Outro aspecto fundamental é a realização dos sonhos, não os sonhos mentais, aqueles motivados pelos desejos do ego, mas fazer algo que nos leva à expressão do Ser Espiritual que somos, aquilo que está profundamente ligado ao nosso arquétipo. O fato é que as máscaras da personalidade que construímos para viver com o “aceite social”, acaba nos afastando ainda mais desse núcleo primordial e, por conseguinte, temos dificuldade de expressar nossas melhores virtudes, ligadas ao amor, à fraternidade e à compaixão. Estamos grávidos do bem, mas parece que os condicionamentos impedem o rompimento das cascas das sementes do bem e ficamos presos às correntes mentais, impedindo o nascimento do nosso Ser.

As vezes, são sonhos simples, como ajudar numa creche, numa ONG ou num asilo, fazer um trabalho voluntário em uma missão humanitária, fazer atendimentos a moradores de rua, pintar telas, tocar um instrumento, contar histórias para crianças em hospitais, … são incontáveis oportunidades.
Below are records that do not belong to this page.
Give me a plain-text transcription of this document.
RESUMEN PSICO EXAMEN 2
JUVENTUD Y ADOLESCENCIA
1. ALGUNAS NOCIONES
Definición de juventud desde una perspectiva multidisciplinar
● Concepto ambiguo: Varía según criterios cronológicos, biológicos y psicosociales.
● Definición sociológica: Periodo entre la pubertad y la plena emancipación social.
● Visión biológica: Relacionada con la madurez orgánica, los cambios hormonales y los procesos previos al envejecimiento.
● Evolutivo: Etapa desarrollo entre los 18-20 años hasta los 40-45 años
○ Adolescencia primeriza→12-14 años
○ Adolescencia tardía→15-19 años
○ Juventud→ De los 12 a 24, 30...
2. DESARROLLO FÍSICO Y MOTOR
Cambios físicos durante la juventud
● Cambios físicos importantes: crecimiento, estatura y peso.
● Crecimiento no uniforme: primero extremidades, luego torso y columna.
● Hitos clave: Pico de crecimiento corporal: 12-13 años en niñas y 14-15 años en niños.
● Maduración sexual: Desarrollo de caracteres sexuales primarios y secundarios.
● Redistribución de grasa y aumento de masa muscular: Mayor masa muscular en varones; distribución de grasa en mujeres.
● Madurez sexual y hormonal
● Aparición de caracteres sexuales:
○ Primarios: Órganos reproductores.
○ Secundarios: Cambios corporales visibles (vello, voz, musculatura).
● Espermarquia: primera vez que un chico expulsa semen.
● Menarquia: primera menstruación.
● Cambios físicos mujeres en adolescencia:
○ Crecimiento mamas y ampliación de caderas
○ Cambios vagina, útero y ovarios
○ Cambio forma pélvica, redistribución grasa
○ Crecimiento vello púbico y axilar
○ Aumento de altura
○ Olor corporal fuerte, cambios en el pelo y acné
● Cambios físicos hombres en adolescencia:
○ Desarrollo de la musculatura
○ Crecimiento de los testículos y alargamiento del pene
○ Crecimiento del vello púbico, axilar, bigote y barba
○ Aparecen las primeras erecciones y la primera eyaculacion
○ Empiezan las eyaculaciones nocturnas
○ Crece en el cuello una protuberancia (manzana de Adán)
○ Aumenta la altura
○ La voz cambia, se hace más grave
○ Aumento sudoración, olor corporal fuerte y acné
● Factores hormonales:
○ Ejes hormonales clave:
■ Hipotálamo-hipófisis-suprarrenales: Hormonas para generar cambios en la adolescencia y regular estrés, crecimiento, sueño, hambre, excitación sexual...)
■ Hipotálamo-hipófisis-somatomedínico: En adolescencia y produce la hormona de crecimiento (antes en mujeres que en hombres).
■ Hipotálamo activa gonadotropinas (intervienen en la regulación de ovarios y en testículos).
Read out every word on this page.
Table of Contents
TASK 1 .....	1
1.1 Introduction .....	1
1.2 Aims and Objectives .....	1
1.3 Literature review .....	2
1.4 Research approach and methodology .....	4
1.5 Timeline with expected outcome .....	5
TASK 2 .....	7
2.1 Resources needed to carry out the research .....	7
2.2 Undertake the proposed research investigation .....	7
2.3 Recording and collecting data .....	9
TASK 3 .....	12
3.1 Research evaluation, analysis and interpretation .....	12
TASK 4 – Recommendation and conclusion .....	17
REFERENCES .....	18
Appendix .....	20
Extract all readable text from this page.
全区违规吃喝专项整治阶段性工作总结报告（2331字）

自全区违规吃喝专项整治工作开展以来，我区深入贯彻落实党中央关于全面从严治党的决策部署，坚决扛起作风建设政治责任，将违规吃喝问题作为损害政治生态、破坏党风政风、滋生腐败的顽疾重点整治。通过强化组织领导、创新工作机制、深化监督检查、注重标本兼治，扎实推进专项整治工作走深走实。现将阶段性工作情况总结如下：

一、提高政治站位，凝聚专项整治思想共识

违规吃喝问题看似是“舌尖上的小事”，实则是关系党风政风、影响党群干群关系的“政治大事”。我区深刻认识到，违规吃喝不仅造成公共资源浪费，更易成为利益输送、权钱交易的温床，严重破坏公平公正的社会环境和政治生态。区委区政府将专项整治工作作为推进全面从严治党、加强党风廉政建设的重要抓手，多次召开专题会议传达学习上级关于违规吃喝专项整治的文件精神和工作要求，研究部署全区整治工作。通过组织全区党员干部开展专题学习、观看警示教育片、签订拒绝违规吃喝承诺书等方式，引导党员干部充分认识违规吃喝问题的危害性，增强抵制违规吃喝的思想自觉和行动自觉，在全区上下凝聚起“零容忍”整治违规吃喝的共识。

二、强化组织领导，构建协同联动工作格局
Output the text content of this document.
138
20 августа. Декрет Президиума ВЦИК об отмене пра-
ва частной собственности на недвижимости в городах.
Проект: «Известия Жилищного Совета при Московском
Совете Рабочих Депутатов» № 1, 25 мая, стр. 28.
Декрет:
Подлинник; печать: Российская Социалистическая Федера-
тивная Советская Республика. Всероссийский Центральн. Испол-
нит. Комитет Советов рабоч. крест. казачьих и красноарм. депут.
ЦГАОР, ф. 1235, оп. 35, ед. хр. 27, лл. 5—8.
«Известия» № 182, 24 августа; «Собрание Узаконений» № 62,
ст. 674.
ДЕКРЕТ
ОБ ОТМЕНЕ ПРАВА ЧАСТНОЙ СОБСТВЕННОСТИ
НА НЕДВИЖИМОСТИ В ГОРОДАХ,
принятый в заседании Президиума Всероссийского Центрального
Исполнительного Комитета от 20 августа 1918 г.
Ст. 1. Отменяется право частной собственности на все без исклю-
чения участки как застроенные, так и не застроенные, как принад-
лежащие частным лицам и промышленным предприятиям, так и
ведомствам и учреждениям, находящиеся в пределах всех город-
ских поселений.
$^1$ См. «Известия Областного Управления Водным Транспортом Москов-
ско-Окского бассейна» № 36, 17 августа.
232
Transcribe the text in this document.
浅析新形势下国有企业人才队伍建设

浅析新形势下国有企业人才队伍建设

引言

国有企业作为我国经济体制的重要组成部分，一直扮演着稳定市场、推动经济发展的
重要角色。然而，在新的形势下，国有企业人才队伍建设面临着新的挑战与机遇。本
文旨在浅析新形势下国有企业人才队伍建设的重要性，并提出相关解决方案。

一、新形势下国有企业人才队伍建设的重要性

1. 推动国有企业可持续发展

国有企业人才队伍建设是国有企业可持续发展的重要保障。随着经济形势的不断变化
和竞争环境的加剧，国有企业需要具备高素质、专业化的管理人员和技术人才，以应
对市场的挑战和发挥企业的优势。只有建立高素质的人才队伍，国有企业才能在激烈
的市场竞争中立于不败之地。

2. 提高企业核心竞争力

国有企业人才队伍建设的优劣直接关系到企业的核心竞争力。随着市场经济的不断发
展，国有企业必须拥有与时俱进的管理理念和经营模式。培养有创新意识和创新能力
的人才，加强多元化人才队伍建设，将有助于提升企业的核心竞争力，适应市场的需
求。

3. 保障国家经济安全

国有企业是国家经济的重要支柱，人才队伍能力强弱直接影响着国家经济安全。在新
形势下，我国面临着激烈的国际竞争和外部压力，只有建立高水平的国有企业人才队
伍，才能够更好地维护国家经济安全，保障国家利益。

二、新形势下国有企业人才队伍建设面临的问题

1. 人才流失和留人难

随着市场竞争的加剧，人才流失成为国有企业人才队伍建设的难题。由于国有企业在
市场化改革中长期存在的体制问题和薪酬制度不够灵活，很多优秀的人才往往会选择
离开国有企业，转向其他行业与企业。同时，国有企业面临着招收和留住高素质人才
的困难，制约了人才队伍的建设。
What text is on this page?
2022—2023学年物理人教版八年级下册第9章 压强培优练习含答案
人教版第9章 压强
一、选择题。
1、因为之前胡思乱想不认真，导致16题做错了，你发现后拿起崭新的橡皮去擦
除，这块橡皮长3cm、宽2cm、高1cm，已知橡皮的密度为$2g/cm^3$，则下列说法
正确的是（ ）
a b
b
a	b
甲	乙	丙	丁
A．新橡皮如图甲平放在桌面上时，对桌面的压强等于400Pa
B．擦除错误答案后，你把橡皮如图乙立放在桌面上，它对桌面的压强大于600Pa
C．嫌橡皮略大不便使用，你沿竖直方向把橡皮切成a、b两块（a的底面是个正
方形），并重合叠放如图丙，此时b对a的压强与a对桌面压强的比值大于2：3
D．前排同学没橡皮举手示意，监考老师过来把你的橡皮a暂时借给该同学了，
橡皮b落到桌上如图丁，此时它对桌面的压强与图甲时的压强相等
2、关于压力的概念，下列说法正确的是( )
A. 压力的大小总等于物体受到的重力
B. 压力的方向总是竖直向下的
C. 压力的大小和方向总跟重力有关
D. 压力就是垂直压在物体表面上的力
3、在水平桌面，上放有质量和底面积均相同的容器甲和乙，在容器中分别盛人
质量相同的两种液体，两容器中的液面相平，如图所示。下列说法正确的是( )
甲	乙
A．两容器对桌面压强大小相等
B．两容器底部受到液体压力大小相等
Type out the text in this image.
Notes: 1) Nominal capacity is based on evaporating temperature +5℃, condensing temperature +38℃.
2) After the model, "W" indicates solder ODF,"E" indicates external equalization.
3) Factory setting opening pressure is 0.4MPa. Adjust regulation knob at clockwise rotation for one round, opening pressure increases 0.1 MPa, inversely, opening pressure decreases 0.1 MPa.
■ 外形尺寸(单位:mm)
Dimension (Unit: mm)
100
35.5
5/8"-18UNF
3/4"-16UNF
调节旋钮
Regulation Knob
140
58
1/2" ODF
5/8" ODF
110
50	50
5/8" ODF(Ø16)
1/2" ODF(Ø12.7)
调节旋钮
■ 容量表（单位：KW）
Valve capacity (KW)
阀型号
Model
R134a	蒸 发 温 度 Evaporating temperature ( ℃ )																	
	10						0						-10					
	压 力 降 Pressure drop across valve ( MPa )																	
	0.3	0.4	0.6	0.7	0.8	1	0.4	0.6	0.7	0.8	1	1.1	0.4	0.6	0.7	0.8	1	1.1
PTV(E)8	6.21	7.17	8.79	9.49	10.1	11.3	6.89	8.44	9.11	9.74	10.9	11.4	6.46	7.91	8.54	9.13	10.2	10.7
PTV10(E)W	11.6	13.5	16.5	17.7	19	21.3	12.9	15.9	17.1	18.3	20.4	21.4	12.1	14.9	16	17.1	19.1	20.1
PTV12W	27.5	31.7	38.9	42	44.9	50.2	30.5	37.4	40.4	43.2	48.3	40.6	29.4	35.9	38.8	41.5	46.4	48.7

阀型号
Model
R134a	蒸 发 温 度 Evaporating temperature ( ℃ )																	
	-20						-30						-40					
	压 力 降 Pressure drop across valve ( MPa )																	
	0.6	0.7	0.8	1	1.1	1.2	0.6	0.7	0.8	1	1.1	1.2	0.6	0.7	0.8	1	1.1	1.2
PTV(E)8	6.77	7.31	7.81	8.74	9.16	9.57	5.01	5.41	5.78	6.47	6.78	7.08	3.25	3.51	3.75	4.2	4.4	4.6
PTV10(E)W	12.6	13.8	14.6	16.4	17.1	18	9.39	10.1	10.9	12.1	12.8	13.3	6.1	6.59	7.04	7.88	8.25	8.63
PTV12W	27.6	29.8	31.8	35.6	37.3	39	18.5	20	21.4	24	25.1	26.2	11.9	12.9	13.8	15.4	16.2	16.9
Por que não viver agora uma vida ainda não-vivida? Todos nós precisamos dar nosso recado para o mundo e ser aquilo para o qual fomos destinados a ser.

“O que quer que possa fazer, ou sonha fazer, comece. A ousadia encerra em si mesma genialidade, magia e poder. Comece agora”
(Goethe)

A filósofa Lucia Helena Galvão faz uma interessante analogia, em sua live com a jornalista Ana Michele Soares. Imaginar uma vela, a qual, pela beleza, fica guardada anos a fio sem ter sido acesa. Tempos depois, em algumas cidades de clima mais seco, o processo de decomposição acaba por esfarelá-la, e ai não pode ser mais acendida, e, assim, não cumpre seu papel principal, que é dar a luz. “Ela morre sem nunca ter nascido como vela”.

Outros questionamentos vêm à mente: por que não dar flores em vida? Por que esperar os momentos finais, quando o jogo já está na prorrogação, para fazer um elogio, dar um testemunho positivo, valorizar o outro, fazer as pazes com os filhos, reconciliar-se com os pais e irmãos, … fazer aquilo que certamente aliviaria nossa mochila e inspiraria o bem em nós e nos outros? Por postergar isso, acabamos por não conhecer a felicidade plena e ficamos reféns de momentos fugidios de alegrias.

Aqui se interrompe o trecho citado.